Pilots call for careful assessment of laptop ban to US
Proposed new US rules restricting personal electronic devices (PEDs) on board aircraft between Europe and the US may have a dangerous knock-on effect for other flight safety issues, the UK pilots’ association is warning.
The British Airline Pilots’ Association (BALPA) believes the risk arising from storing PEDs in the hold where they may catch fire without being noticed could be greater than the security risk of having them in the cabin.
The US is thought to be proposing extending their ‘device ban’ on flights from all European countries, which would mean all devices over a certain size would have to be carried in the hold rather than the cabin.
The British Airline Pilots’ Association says this clashes with current safety advice, which states devices should ideally be carried in the cabin in case of a fire.
The extension of the device ban would mean that the handful of flights affected by the current ban will increase to hundreds of flights a day, vastly increasing the risk of a fire in the hold.
These new rules could solve one problem while creating another says the UK pilots’ association.
Most modern electronic devices such as laptops, tablets and mobile phones are powered by lithium batteries that, when faulty or when short circuited, can cause devastating fires.
Lithium battery fires, unless caught early, can spread quickly and therefore official ICAO (International Civil Aviation Organization) advice is that devices should be kept in the cabin so that any potential fires can be spotted and extinguished before they enter a state known as ‘thermal runaway’ – at which point they are almost impossible to extinguish.

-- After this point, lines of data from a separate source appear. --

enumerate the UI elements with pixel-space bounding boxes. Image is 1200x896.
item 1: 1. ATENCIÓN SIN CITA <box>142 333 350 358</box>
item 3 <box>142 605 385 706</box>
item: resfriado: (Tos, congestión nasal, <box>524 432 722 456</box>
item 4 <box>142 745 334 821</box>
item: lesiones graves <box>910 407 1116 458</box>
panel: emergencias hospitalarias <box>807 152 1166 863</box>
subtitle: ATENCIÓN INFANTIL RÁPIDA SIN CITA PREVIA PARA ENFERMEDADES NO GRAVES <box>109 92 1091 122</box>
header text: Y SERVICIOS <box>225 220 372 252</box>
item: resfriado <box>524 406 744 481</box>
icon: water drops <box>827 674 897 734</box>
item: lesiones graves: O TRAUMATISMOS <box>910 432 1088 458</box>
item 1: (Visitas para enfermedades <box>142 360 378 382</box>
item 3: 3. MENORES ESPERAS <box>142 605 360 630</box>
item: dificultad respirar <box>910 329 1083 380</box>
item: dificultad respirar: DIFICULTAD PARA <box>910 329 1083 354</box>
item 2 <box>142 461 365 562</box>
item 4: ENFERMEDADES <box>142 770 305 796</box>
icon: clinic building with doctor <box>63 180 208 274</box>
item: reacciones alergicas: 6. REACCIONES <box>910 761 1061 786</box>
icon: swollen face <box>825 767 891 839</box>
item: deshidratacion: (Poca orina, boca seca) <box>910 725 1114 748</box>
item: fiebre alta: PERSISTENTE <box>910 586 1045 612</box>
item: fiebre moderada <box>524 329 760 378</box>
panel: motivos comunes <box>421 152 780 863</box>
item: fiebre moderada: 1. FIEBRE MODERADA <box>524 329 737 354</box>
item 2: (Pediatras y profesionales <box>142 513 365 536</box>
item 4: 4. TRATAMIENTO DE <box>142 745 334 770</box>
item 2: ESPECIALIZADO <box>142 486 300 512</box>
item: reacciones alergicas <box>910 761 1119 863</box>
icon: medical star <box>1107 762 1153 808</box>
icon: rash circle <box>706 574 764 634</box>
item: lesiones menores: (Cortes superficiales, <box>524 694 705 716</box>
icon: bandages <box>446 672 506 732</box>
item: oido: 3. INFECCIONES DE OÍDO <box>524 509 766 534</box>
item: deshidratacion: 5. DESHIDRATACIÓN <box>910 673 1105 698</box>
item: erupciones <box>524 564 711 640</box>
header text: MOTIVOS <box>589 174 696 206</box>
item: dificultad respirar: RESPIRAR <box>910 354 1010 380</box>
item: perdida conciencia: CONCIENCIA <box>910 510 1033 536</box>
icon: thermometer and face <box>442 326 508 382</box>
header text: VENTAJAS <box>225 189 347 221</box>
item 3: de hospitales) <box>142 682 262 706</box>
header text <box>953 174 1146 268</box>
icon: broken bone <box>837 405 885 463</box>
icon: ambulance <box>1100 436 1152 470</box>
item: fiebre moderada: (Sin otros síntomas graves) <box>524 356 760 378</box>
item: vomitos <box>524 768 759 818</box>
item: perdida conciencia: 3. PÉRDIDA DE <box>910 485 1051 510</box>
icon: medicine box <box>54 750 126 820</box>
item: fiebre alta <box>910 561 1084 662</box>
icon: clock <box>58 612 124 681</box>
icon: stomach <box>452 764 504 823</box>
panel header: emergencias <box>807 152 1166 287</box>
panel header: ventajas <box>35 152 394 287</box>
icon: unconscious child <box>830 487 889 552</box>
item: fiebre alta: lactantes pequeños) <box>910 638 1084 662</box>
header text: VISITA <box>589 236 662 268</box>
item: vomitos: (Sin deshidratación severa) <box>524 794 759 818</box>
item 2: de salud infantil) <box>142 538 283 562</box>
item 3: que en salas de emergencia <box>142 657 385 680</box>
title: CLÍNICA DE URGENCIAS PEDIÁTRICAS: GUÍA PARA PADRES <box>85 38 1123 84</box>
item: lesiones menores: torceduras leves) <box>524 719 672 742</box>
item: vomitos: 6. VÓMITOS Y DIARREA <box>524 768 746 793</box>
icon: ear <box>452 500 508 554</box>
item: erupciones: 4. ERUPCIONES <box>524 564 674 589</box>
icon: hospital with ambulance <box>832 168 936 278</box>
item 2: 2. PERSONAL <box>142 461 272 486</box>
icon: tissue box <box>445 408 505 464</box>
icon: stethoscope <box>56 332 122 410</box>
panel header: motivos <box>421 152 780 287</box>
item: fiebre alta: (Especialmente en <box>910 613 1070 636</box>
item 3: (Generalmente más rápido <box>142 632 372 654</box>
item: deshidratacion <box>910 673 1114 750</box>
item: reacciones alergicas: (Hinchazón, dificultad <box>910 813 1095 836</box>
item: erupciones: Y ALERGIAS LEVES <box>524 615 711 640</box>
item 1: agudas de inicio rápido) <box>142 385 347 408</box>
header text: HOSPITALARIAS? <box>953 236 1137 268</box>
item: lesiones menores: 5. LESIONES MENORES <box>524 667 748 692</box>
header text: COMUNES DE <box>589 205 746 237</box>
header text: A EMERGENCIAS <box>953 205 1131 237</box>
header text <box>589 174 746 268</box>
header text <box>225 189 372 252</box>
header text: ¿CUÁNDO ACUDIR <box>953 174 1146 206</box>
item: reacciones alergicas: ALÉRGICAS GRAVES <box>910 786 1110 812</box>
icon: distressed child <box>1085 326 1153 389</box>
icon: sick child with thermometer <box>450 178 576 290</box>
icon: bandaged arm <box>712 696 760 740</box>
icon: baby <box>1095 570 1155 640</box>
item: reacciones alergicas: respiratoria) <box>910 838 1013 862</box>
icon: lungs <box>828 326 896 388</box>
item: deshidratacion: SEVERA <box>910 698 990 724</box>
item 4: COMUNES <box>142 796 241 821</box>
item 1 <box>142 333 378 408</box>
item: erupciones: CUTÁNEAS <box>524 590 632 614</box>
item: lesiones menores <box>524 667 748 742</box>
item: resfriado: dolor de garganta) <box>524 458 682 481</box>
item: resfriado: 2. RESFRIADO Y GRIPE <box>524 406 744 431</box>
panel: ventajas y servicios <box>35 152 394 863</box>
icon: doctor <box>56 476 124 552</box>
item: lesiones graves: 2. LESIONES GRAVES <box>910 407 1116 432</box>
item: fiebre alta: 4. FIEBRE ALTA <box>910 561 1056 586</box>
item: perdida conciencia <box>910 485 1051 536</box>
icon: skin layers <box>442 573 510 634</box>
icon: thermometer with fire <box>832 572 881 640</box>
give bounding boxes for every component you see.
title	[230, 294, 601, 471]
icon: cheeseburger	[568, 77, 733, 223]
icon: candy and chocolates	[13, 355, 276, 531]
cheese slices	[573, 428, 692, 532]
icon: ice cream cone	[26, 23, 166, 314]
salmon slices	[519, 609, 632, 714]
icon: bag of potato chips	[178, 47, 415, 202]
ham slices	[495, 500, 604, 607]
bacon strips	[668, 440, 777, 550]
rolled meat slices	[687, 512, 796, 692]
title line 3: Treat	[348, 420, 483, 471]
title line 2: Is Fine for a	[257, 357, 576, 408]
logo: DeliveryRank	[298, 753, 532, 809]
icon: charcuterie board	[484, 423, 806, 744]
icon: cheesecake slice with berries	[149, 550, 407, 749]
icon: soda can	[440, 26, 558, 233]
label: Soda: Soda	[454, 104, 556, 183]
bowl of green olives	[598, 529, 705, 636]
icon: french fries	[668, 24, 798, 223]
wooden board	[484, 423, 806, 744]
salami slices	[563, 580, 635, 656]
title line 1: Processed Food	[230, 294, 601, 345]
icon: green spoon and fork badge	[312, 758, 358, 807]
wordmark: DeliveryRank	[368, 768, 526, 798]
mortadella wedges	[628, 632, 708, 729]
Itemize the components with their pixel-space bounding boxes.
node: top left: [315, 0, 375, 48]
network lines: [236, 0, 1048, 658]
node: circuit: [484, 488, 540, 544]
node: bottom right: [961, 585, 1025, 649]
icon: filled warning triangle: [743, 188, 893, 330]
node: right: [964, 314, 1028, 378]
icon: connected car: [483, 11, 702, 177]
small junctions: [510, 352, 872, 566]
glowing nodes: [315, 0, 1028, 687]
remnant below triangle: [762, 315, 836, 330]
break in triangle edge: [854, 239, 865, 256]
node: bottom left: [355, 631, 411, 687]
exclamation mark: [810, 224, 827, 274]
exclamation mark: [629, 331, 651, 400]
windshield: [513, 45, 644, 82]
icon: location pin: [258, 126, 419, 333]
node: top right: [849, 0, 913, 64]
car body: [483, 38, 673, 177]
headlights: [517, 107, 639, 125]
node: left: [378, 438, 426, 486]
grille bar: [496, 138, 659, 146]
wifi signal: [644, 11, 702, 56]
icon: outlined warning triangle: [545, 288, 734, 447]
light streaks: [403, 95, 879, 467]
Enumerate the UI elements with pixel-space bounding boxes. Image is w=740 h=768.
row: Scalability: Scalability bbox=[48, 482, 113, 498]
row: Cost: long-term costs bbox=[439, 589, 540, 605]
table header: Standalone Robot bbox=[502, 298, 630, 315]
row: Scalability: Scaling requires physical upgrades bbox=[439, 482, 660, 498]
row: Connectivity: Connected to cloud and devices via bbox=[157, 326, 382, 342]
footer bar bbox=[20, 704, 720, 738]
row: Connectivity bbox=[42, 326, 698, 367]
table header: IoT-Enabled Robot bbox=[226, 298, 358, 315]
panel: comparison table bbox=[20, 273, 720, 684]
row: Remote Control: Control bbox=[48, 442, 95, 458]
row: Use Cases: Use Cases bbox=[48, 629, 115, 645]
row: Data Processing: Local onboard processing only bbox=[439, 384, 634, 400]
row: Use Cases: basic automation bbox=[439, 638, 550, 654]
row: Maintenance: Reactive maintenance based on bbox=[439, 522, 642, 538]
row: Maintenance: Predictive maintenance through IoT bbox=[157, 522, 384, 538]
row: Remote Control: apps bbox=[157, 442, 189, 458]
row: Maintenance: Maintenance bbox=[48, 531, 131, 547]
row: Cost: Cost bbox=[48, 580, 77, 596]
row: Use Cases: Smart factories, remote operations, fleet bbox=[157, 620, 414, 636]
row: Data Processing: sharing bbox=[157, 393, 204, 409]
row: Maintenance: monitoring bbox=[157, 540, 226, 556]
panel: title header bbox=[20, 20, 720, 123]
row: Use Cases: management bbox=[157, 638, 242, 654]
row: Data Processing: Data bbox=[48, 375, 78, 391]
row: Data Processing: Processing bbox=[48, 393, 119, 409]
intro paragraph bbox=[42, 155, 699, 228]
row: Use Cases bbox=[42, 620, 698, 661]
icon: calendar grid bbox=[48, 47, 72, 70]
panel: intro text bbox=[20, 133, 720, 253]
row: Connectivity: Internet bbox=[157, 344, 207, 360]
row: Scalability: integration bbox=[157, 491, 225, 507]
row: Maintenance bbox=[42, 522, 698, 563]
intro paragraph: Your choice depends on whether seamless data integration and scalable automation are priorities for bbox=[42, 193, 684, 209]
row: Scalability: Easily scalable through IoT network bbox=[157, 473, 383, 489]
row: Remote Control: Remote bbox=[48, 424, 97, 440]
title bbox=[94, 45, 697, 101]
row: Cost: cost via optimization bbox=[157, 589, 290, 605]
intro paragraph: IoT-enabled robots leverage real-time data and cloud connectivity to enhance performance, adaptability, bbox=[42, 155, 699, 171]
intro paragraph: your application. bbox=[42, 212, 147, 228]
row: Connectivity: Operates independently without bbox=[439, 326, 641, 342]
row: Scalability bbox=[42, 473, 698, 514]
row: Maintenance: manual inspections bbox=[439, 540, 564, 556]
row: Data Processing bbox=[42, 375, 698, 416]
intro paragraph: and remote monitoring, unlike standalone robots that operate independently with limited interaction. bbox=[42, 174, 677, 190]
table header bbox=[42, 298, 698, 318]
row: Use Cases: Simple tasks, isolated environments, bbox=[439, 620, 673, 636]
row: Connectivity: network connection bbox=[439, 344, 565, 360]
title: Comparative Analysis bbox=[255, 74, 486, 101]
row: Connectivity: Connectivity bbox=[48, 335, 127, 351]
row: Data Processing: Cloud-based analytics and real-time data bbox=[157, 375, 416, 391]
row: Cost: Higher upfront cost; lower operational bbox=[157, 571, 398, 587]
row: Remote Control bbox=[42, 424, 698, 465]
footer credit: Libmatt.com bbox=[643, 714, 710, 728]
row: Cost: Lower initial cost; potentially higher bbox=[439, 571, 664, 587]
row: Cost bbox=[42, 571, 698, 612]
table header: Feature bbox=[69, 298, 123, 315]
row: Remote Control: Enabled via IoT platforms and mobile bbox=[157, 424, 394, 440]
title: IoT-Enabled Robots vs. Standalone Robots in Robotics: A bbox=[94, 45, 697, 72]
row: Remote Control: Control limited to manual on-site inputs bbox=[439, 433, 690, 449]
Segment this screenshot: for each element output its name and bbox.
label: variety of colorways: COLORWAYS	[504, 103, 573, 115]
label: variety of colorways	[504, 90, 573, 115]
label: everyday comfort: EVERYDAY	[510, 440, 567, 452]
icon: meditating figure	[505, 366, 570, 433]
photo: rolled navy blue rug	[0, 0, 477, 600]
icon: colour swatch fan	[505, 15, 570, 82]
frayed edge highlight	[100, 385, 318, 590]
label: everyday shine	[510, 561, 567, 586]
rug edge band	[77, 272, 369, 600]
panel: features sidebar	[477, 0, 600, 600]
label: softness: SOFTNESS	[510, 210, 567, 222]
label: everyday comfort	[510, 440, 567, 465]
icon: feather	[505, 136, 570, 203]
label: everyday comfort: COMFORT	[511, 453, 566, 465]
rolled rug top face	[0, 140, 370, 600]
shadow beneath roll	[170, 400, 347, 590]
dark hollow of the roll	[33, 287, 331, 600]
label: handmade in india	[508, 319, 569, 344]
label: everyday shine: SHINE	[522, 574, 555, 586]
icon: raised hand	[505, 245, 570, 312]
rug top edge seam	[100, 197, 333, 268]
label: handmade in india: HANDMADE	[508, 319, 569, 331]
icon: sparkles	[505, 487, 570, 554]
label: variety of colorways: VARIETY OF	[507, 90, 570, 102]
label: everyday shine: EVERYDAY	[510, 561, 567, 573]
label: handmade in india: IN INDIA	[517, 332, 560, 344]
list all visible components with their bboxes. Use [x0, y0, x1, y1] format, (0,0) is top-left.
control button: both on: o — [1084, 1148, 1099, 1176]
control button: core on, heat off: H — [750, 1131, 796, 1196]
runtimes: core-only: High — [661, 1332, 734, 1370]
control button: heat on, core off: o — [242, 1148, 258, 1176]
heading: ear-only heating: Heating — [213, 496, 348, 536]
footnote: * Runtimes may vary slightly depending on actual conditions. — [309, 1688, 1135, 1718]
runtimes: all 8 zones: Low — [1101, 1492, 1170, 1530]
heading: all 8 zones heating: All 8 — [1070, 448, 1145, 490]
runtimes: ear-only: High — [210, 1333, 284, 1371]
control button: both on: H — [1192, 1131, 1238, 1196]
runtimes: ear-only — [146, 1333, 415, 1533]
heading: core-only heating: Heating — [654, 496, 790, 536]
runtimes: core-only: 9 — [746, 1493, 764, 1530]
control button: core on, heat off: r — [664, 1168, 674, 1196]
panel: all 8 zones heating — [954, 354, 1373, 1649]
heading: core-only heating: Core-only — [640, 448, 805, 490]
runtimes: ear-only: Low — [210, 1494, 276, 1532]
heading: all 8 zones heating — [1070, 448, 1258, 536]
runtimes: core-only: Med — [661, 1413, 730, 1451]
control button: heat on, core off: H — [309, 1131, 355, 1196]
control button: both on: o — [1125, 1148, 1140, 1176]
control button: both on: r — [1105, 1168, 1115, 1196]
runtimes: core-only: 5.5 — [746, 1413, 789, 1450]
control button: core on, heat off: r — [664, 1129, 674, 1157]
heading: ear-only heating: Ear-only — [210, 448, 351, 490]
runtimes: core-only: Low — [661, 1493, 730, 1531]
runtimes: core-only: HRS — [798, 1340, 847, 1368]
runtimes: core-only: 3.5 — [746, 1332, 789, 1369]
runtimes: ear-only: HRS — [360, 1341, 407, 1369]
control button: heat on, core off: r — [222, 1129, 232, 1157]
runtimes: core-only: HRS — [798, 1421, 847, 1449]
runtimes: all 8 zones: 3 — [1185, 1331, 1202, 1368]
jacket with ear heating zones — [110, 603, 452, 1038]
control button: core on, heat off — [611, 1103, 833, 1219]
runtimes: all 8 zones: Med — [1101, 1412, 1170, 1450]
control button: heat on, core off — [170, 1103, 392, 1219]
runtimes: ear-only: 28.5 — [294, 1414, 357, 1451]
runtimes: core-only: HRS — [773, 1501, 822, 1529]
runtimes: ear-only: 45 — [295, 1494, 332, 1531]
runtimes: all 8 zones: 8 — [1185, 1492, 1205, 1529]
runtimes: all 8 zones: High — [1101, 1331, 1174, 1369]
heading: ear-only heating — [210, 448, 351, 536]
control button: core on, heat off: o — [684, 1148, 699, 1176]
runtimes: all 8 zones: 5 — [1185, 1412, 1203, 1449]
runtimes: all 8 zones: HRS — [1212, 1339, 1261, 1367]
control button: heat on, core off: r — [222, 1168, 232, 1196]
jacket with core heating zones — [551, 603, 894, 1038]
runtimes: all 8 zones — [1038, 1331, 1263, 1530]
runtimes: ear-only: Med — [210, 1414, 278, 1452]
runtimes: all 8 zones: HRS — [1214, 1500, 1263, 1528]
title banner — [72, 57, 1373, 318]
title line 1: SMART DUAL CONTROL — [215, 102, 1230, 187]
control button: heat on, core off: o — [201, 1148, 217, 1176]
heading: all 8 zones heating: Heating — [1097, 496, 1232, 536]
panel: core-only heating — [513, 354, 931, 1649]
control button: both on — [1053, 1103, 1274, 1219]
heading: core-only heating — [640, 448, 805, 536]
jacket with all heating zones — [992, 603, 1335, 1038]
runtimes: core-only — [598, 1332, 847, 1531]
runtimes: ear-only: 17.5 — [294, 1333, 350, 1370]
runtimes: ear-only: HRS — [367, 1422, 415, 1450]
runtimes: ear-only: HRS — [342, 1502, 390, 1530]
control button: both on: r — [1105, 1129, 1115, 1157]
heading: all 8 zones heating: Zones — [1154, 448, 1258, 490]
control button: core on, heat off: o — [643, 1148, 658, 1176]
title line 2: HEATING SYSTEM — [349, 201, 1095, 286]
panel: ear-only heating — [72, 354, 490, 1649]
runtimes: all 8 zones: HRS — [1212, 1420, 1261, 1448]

A fire in the hold would get out of control without being noticed and the crew would be unable to access the fire in order to deal with it; lithium batteries have been cited in the accident reports of at least two fatal accidents.
BALPA Flight Safety Specialist, Steve Landells, said:
“Given the risk of fire from these devices when they are damaged or they short circuit, an incident in the cabin would be spotted earlier and this would enable the crew to react quickly before any fire becomes uncontainable.
“If these devices are kept in the hold, the risk is that if a fire occurs the results can be catastrophic; indeed, there have been two crashes where lithium batteries have been cited in the accident reports.
“We don’t doubt the security threats that have led to consideration of extending the ban on devices but we urge the authorities to carefully assess the additional fire risk from storing more PEDs in the hold to ensure we’re not solving one problem by creating a worse one.”